Challenging Restrictive Ballot Access Laws on Behalf of the Independent Candidate


As of April 24th, the date that John Anderson decided that he was an independent candidate, there were three kinds of barriers to getting onto the primary ballots. The most pressing problem was that there were five states in which the deadlines for filing petition signatures for independent candidates had expired. The most immediate order of business, therefore, was to institute lawsuits in those five states and to have their filing deadlines declared unconstitutional.

The second set of problems involved the possibility that a host of laws in different states might be asserted against Anderson to keep him off the ballot. These laws, known as “disaffiliation laws,” required that an independent candidate have taken some affirmative action either to declare himself independent or to resign or disaffiliate himself from any political party some length of time before entering an electoral race. “Sore loser”laws, which were in effect in many states, prohibited a candidate who had run in a primary and lost from then switching tracks and trying to get on the ballot as a third party or as an independent candidate.

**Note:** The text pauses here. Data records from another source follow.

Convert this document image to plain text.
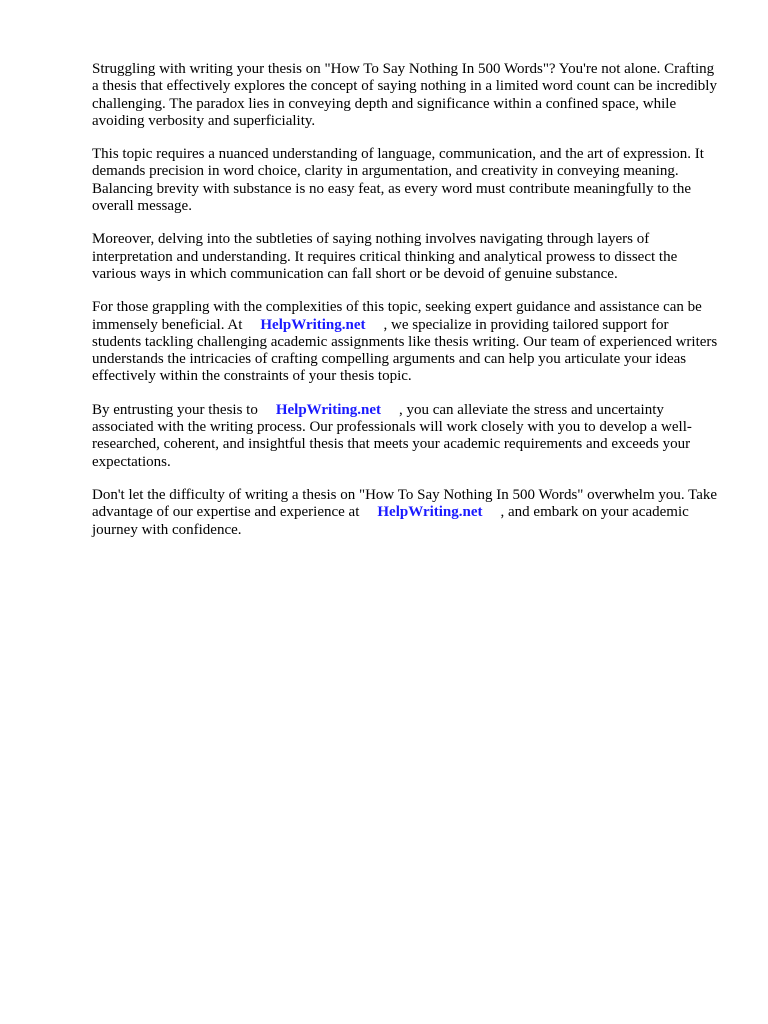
Struggling with writing your thesis on "How To Say Nothing In 500 Words"? You're not alone. Crafting a thesis that effectively explores the concept of saying nothing in a limited word count can be incredibly challenging. The paradox lies in conveying depth and significance within a confined space, while avoiding verbosity and superficiality.

This topic requires a nuanced understanding of language, communication, and the art of expression. It demands precision in word choice, clarity in argumentation, and creativity in conveying meaning. Balancing brevity with substance is no easy feat, as every word must contribute meaningfully to the overall message.

Moreover, delving into the subtleties of saying nothing involves navigating through layers of interpretation and understanding. It requires critical thinking and analytical prowess to dissect the various ways in which communication can fall short or be devoid of genuine substance.

For those grappling with the complexities of this topic, seeking expert guidance and assistance can be immensely beneficial. At HelpWriting.net , we specialize in providing tailored support for students tackling challenging academic assignments like thesis writing. Our team of experienced writers understands the intricacies of crafting compelling arguments and can help you articulate your ideas effectively within the constraints of your thesis topic.

By entrusting your thesis to HelpWriting.net , you can alleviate the stress and uncertainty associated with the writing process. Our professionals will work closely with you to develop a well-researched, coherent, and insightful thesis that meets your academic requirements and exceeds your expectations.

Don't let the difficulty of writing a thesis on "How To Say Nothing In 500 Words" overwhelm you. Take advantage of our expertise and experience at HelpWriting.net , and embark on your academic journey with confidence.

The third type of problem faced by Anderson involved state laws which had elaborate requirements regarding petition signatures, geographical distribution, the form of petitions, and so forth. The most outrageous example was a West Virginia requirement that people who sign petitions indicate the magisterial district in which they reside. The problem was that there was absolutely no way to tell from state law, practice, court records, or anything else what the boundaries of West Virginia’s magisterial districts were. These districts had basically gone out of existence. We were lucky enough to join the Libertarian Party in a suit challenging this requirement in the state supreme court. The court overturned the requirement, and we got on the ballot there.